I was all of one year and 9 days ordained, when I got a call from one of the families in my first parish, Epiphany of Our Lord. She was 8 ½ months pregnant with child number 3. On Christmas eve, they found out the baby in her womb had died. It would have been so easy to run, to shut up their stuff inside themselves, to celebrate that Christmas with their other kids as if nothing had happened: to not enter into the hard work of grief because it was so hard and so sad and who wants to be sad on Christmas day. But they did.

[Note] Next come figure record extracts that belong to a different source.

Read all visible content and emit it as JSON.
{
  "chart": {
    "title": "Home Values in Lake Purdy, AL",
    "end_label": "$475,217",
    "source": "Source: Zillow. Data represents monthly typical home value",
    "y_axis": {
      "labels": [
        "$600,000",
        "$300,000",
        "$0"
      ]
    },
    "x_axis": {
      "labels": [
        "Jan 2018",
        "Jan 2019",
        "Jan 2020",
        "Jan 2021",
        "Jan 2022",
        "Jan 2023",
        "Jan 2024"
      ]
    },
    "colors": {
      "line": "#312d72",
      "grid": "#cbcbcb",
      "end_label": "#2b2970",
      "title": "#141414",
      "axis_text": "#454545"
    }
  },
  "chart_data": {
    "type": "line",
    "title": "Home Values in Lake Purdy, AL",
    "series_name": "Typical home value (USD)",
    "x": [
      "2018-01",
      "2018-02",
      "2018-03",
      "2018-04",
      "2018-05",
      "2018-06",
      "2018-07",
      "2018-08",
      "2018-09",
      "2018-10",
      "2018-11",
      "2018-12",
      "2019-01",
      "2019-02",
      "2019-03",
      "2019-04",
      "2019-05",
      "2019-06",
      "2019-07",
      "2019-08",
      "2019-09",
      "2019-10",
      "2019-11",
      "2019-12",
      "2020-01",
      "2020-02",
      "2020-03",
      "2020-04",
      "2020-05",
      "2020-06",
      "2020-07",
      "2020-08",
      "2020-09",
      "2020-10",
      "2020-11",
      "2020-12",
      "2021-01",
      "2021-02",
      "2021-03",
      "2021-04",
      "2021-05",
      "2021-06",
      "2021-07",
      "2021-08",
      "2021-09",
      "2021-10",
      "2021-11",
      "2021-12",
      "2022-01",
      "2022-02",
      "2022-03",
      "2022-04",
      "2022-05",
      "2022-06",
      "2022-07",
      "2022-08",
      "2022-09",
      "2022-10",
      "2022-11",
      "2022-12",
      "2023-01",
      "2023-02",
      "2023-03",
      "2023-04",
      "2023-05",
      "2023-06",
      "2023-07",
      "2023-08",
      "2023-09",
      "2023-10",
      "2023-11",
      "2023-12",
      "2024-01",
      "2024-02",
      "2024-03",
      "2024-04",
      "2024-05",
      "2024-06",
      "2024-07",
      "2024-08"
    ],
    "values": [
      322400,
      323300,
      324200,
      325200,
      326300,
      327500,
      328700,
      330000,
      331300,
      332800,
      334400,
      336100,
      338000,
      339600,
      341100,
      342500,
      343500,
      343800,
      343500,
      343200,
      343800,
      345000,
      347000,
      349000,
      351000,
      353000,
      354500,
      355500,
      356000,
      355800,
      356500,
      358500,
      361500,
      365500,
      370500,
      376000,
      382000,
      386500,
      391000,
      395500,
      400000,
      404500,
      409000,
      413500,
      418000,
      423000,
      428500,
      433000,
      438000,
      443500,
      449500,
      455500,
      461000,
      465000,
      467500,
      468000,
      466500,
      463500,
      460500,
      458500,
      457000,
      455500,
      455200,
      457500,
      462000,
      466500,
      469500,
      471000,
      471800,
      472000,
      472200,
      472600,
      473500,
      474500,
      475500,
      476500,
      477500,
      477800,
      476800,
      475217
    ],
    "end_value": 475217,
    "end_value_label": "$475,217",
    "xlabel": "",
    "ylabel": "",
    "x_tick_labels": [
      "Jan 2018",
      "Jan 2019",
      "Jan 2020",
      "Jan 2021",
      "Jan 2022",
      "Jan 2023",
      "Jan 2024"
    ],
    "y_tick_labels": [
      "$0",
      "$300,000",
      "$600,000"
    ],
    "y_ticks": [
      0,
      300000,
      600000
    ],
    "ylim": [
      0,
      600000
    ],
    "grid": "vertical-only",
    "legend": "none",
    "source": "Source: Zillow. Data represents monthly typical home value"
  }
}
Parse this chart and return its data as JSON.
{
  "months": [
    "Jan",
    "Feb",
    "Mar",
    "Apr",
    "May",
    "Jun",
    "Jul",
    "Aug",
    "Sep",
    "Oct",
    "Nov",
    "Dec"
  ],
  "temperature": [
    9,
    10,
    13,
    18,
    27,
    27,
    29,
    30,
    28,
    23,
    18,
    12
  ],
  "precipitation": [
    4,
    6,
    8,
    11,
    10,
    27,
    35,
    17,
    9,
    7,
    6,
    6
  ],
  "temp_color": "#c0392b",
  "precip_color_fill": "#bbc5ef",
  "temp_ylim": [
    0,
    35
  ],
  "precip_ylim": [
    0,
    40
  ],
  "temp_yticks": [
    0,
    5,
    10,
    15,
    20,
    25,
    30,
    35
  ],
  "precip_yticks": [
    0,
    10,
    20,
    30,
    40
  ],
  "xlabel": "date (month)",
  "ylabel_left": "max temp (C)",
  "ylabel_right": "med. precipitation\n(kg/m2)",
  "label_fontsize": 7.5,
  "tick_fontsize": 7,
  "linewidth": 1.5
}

They somehow ended up choosing to live the whole experience fully, to laugh, to cry, to truly enter into it all with one another.  They opened up stuff in their hearts that hadn’t been said but which needed to be:  the things they were sorry for; the hurts, the things they didn’t understand or know about each other, the things they needed to say “thanks” for … all of it.  They opened the gift of that opportunity, both the toys and the clothes, and so were alive.  And they gave me the grace to be there in the hospital the day after Christmas when they delivered their still born child “to help them pray their goodbyes.” In doing so, they helped me open a gift that I will thank God for until the day I die. The first year of priesthood is all about the fun. This was all about how to be a priest in the tough times.

Hopefully we will not know such tragedy this year. But what my couple and their family did, what the best gift the wise men gave – that example of perseverance – is ours to do as well. To live it all with eyes opened. To cherish the now; to dig in; to not live shallow lives … to do the work on relationship instead of just living on the surface. To be, like the Magi, seekers.

Be warned: If we open the days of this year, just as surely as there will be toys, there will be clothes.  There will be – if we choose to enter into it – hellos and good-byes, hopes and sadness, tears and laughter.  And there will be Christ.

Maybe like little Eric one of our first temptations as we face each day is to pray, “O God, PLEASE DON’T LET THIS BE CLOTHES”.  But if we dig in, [show unopened gift] we find that every day, every life truly lived is both. And when we choose to open that gift, we discover that it is not us giving our gifts of Gold and Frankincense and Myrrh, but God himself, pouring his life and love into us.